Семь столпов мудрости (Лоуренс) - страница 151

Загрязненная земля среди волн сверкающего, сглаженного водой песка показывала нам путь, и мы прибыли как раз тогда, когда пушки открыли огонь. Они работали отлично и разрушили всю верхушку одного здания, повредили второе, попали в насосную станцию и пробили дыру в резервуаре с водой. Один удачливый снаряд наткнулся на передний вагон поезда в стороне, и вагон занялся огнем. Это встревожило локомотив, он отсоединился и отправился на юг. Мы жадно смотрели на него, когда он приближался к нашей мине, и, когда он дошел до нее, вырвалось мягкое облако пыли, послышался взрыв, и он остановился. Была повреждена передняя часть, так как она перевернулась, и снаряд взорвался поздно; но, когда машинисты выбрались, они подняли передние колеса домкратом и стали их паять. Мы все ждали и ждали, когда пулемет откроет огонь, но напрасно. Позже мы узнали, что пулеметчики, испугавшись одиночества, собрались и пошли к нам, когда мы начали стрельбу. Полчаса спустя отремонтированный состав ушел к Джебель Антар, очень медленно и громко бряцая, но все же на ходу.

Наши арабы подобрались к станции, под прикрытием обстрела, пока мы скрипели зубами на пулеметчиков. Облака дыма из загоревшихся вагонов скрыли передвижение арабов, которые смели один вражеский аванпост и захватили другой. Турки перевели свои уцелевшие отделения на главную позицию и стойко ждали атаки в траншеях, будучи не в лучшем настроении отражать атаку, чем мы — ее предпринять. С нашими преимуществами в позиции это место было бы нам подарком, если бы только у нас было несколько людей Фейсала, чтобы атаковать здания.

Тем временем дерево, палатки и вагоны на станции горели, и дым был слишком плотным для нашей стрельбы, и мы свернули действия. Мы захватили тридцать пленных, лошадь, двух верблюдов и еще несколько овец; убили и ранили семьдесят из гарнизона ценой легкой раны одного из наших. Движение было задержано на три дня для ремонта и расследования. Итак, это был не полный провал.

Глава XXXV

Мы оставили два отряда по соседству, чтобы повредить пути завтра и послезавтра, в то время как сами поехали к лагерю Абдуллы первого апреля. Шакир, по своей великолепной привычке, произвел большой парад при вступлении, и тысячи выстрелов были даны в воздух в честь его частичной победы. Лагерь, легкий на подъем, превратился в карнавал.

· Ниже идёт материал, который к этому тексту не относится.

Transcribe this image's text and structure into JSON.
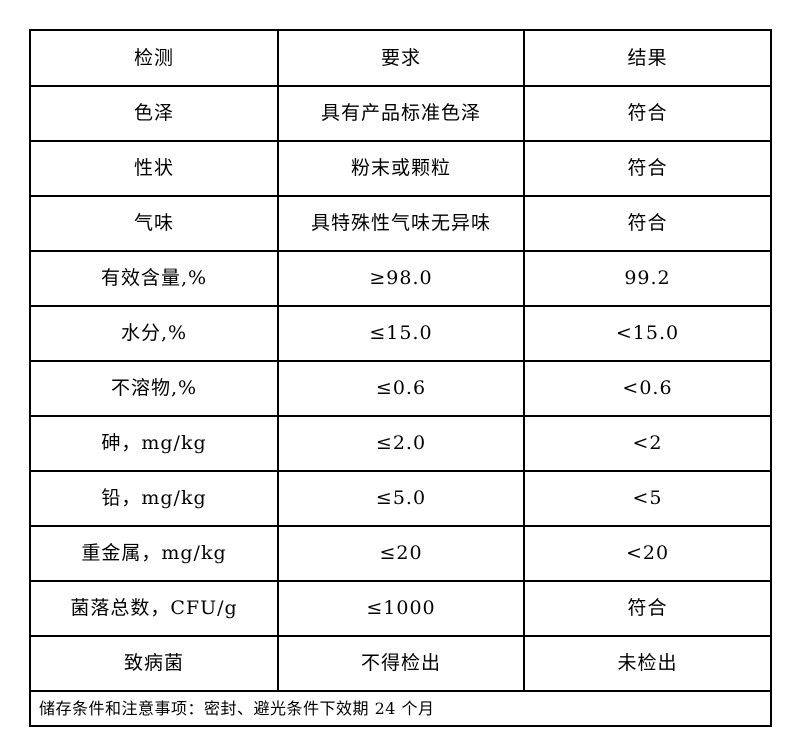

Вечером я бродил в роще терновника за палатками, когда увидел сквозь толстые ветви дикий свет от вспышек пламени; сквозь огонь и дым проникал ритм барабанов, в такт ударам в ладоши и низкому реву хора племени. Я тихо выбрался туда и увидел бесконечные костры, окруженные сотнями атейба, сидящих на земле рядом друг с другом, пристально глядя на Шакира, который, прямой и одинокий, в середине исполнял танец под их песню. Он снял свое покрывало и был только в белом головном платке и белых одеждах: мощный огонь костра бросал отсветы на них и на его бледное, неистовое лицо. Когда он пел, то откидывал голову, и в заключение каждой фразы вздымал руки, чтобы рукава по всей длине спадали на его плечи, и тогда он причудливо взмахивал обнаженными руками. Племя вокруг него ритмично било в ладоши или отзывалось припевом по его знаку. Роща деревьев, где я стоял, за пределами круга света, была переполнена арабами чужих племен, которые шептались и смотрели на атбан.